The last stage of the admission process is called the “lop,” where Harvard finishes curating the list of tentatively accepted students. The only four pieces of information in the “lop” process are “legacy status, recruited athlete status, financial aid eligibility, and race.” Harvard says that race is a positive determinative “tip” for a significant percentage of African American and Hispanic candidates.

This process led to significant disparities in acceptance rates for different races. The table below shows the acceptance rates at Harvard relative to their academic standing. This table was included in SFFA’s arguments against Harvard and shows Harvard acceptance rates by race and score on the academic portion of the application. Asian applicants in the top 10% of applicants, all having perfect 4.0 GPAs and near perfect ACT and SAT scores, were less likely to be accepted than African American applicants in the bottom 40% of applicants academically.

Arguments From Harvard and UNC

The precedent Harvard used to justify its methods is Grutter v. Bollinger, a case in which a prospective student argued that the University of Michigan Law School rejected her because they used race as a “predominant factor” and gave certain minority groups “significantly greater chance of admission than students with similar credentials from disfavored racial groups”.

The majority opinion for Grutter v. Bollinger in 2003 ruled that the “narrowly tailored use of race in admissions decisions” was allowed under the Equal Protection Clause of the 14th Amendment if it provided “compelling interest in obtaining the educational benefits that flow from a diverse student.”

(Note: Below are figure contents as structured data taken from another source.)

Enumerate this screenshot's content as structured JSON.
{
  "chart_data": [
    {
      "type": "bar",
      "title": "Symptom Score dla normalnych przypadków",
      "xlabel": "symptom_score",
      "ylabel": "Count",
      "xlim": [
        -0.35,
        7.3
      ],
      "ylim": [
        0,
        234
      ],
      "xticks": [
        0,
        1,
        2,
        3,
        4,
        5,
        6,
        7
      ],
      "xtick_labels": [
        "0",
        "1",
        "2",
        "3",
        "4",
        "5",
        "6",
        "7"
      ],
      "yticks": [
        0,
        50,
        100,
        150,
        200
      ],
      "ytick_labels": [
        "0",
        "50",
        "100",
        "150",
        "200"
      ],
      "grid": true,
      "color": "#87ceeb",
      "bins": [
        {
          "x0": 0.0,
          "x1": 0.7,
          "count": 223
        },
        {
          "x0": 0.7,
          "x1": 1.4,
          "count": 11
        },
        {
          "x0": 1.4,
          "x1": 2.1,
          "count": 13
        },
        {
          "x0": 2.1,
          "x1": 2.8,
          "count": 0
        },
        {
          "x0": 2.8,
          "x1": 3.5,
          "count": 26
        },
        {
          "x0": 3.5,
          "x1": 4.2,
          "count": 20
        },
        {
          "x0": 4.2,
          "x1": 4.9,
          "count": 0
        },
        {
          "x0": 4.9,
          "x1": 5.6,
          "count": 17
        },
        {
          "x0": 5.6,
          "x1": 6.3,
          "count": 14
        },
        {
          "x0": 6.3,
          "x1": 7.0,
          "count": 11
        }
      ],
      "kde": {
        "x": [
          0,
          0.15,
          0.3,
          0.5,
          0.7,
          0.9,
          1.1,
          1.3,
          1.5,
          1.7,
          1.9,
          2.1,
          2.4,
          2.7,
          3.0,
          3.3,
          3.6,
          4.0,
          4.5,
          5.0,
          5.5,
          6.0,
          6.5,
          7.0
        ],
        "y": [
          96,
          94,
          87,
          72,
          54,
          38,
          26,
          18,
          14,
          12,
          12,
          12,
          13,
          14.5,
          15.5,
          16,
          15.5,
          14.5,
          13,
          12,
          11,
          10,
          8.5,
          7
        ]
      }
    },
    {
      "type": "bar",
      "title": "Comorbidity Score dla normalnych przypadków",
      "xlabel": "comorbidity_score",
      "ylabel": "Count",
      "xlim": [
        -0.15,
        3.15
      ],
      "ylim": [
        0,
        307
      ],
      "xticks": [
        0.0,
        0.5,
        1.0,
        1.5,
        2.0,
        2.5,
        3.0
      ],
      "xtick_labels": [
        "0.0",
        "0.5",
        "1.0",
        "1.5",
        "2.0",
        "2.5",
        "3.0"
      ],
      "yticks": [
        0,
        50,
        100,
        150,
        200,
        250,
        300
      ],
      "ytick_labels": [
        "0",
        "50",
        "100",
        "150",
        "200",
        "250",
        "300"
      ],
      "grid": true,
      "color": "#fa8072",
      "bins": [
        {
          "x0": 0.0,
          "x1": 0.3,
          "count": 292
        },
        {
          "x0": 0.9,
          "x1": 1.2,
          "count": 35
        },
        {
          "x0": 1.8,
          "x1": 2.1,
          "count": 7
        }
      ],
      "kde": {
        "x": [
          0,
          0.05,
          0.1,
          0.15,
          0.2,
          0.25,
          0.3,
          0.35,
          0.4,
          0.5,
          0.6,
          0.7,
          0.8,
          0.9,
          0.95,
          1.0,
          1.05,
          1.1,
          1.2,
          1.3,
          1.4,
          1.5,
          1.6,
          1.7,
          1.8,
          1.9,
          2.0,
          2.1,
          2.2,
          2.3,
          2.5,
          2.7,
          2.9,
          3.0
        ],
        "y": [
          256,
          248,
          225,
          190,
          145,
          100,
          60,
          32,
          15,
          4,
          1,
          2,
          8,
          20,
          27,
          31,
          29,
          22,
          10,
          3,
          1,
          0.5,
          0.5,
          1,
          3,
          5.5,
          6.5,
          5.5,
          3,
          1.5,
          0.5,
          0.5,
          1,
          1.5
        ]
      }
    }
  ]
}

Harvard argued that its use of race in admission did further educational benefits to its students. One example cited by the school was that adequate representation mitigated feelings of alienation for students of color and the diversity prepared Harvard’s student body to “assume leadership roles in the increasingly pluralistic society into which they will graduate.”

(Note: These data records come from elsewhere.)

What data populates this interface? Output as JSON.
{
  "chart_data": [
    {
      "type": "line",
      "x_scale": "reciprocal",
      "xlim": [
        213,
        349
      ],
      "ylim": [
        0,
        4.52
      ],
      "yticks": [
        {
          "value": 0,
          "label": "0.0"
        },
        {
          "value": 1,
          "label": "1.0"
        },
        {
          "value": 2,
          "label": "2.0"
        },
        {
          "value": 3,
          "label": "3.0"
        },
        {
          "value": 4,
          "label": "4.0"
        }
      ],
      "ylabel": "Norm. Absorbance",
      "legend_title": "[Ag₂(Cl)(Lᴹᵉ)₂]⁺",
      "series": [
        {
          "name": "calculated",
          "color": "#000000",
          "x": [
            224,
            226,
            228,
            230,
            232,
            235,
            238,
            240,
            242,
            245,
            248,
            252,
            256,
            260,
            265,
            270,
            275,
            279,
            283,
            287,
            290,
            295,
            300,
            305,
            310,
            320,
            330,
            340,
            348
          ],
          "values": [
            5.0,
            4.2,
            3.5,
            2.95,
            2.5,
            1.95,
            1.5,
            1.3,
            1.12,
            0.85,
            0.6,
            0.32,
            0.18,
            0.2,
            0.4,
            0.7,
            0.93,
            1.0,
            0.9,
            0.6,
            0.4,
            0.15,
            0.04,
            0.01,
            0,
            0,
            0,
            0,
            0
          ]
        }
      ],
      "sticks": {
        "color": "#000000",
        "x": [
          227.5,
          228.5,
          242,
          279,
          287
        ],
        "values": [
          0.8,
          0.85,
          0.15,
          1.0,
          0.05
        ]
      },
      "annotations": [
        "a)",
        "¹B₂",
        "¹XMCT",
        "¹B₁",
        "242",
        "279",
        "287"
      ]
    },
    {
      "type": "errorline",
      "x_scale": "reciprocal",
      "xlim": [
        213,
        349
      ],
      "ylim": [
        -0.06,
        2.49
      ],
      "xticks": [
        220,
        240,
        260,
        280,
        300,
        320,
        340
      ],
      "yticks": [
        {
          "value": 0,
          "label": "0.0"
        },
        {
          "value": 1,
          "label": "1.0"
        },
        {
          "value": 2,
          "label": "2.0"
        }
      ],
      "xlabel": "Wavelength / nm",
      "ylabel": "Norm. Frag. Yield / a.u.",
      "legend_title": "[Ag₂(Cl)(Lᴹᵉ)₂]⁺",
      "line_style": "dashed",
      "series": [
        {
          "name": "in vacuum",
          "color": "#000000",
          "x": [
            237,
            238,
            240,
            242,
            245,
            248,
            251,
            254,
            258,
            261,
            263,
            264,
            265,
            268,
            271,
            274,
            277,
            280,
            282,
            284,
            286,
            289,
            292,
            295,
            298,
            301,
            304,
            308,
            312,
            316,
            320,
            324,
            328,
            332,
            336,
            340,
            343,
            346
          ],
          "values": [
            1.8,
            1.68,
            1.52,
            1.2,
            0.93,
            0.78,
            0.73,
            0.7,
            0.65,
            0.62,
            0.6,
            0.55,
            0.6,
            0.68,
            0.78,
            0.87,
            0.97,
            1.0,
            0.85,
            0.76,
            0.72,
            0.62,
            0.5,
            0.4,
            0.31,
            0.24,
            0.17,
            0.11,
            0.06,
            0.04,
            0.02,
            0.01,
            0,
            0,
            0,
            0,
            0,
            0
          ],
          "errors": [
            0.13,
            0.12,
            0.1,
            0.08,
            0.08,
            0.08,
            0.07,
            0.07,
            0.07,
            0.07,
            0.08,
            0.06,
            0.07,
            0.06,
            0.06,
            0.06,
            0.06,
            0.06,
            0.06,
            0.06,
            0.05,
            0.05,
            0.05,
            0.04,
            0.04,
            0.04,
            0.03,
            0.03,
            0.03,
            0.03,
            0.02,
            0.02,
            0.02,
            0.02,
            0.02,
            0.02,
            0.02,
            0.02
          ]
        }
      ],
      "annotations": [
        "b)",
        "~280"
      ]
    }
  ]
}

Harvard insisted it did not have any sort of racial quotas or “racial balancing” which had previously been banned by the Supreme Court in Regents of the University of California v. Bakke.

Arguments From Students for Fair Admissions

SFFA argued that this interpretation of the Equal Protections Clause and Title VI was incorrect in Grutter v. Bollinger and that it should be overturned. Quoting the Framers, they said Grutter, and therefore Harvard and UNC, violated the 14th Amendment: “Free government demands the abolition of all distinctions founded on color and race.”

In addition, they argued that Harvard did not adhere to the “critical mass” precedent set in Grutter.

In SFFA’s petition to the First Circuit Court they claimed that “Though critical mass is the only concept this Court has ever approved, Harvard does not share that goal, use that metric.”

Another aspect of SFFA’s argument was that not only did Harvard and UNC’s admission practices help Hispanics and African Americans, but they also hurt Asian applicants. They citedEditSign Harvard’s own Office of Institutional Research, which found “evidence that Asians are disadvantaged in the admissions process” and concluded that there was statistically significant evidence that “being Asian American is ‘negatively correlated’ with admission.”

These arguments led to the majority opinion from the Supreme Court concluding, “Because Harvard’s and UNC’s admissions programs lack sufficiently focused and measurable objectives warranting the use of race, unavoidably employ race in a negative manner, involve racial stereotyping, and lack meaningful end points, those admissions programs cannot be reconciled with the guarantees of the Equal Protection Clause.”